All horses and mules were carefully examined and checked, with the result that Divisional, Corps and Army Orders became full of notices as to animals "found." Spare animals are excellent things on active service, but awkward at official inspections.

Motor-lorry trips were organized to different places, of which Lille was by far the most popular; and once a week a full load of cheery people would drive off from Warlus at 8 a.m. in the morning for several hours' journey through a land covered with frozen snow. The weather was like at our first initiation into active service—bitterly cold with heavy snow and hard frost, but generally a bright sun, though a biting wind.

On January 19th, like a bolt from the blue, Lieutenant-Colonel Macdonald, D.S.O., Manchester Regiment, arrived to take over command. Needless to say, no one had heard any tidings of his impending arrival, but a few days later Colonel Stapledon was ordered off to the 2nd Manchesters, and Colonel Macdonald assumed command. We were sorry to lose Colonel Stapledon. He had been with us but a short while, but he was universally popular, as, indeed, his successor became in a very short time.

During the month of January 7 officers and 148 men were demobilized, and our ration strength was down to 20 officers and 382 men, enabling two company cook-houses to be closed.

The month of February saw even further reduction, as, in addition to demobilization, 1 officer and 96 men were sent on February 26th up to the Army of Occupation. This rapid disintegration of the battalion brought most activities to a standstill. The railway piquets which we had had to maintain at Arras to keep order and stop looting were recalled; education died for want of instructors; football teams, concert parties faded in their time away. The battalion was rapidly approaching its cadre strength, and its days as a unit were numbered.
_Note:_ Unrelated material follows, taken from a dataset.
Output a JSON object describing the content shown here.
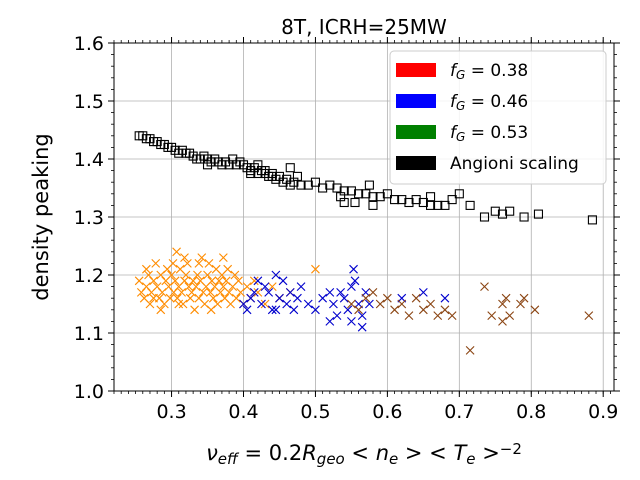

There is one event that occurred during this month that cannot be passed over in silence. On February 14th, the second anniversary of the departure of the battalion to France, our old Commanding Officer, Colonel Fletcher, died from pneumonia following upon a sudden attack of influenza. It is difficult for one who knew him so intimately, and worked in such close touch with him for so many months, to write of him with becoming restraint. As a Commanding Officer many found him hard and exacting, but he was even more exacting and hard on himself. His whole mind and his whole energy were devoted to his battalion to a degree that only those who saw most of him could ever realize. Wonderfully strong himself, he impressed others with his own strength; lofty in ideals, he led others to a higher plane. Nothing that was mean or selfish, that was not strictly true and honest, would he tolerate for a moment; and never was a man more outspoken in his condemnation of anything that was not right in the highest sense. By his devotion to his battalion he worked himself beyond the measure of human endurance, and there can be no doubt that his death was due to the havoc wrought on his frame by the endless work, physical and mental, which he accomplished for his battalion even after the gassing at Armentières, the severe physical effects of which he refused to recognize. Colonel Fletcher represented the highest type of British gentleman, and it was with thoughts of pride as well as sorrow that we learnt that in his last hours his mind ran unceasingly on the comfort and safety of "his boys."

The last days of the battalion require but a brief telling. More drafts left for the Army of Occupation; more officers and men went off to complete the tour of rest camps, "delousing camps," demobilization camps, and finally dispersal camps en route for civilian life. From Christmas onwards the melancholy break-up of our old battalion, of which we had been such proud and happy members, had been proceeding apace. Friendships that had seemed the normal part of our existence were now rudely rent asunder. Men whom we had grown to admire and love vanished one by one, perhaps never to be seen again. The memories of the past grew daily more distant and more unreal as the prospect of civilian life came steadily nearer.

On March 18th the fragments of the battalion, now one company strong, moved to the Brigade Concentration Camp at Maroeuil; and here the gradually diminishing force remained till May 11th, ever expecting to move, only to be disappointed again.

At last, after one or two false alarms, the party, having handed over all its animals, proceeded at 9.5 p.m. on May 11th, with all its transport vehicles, by train for the Base.

At 10.45 p.m. the engine did its best still further to delay matters by leaving the train on a downward slope and coming back to meet it when the train had gathered a good speed. Several vehicles of ours were destroyed, and several men of other cadres injured. A bridge party, consisting of the Commanding Officer, Adjutant, Quartermaster, and Lieutenant Wilson, seated on plush chairs in a cattle truck, was indeed slightly disarranged, but beyond the destruction of the whisky bottle only slight injuries were inflicted.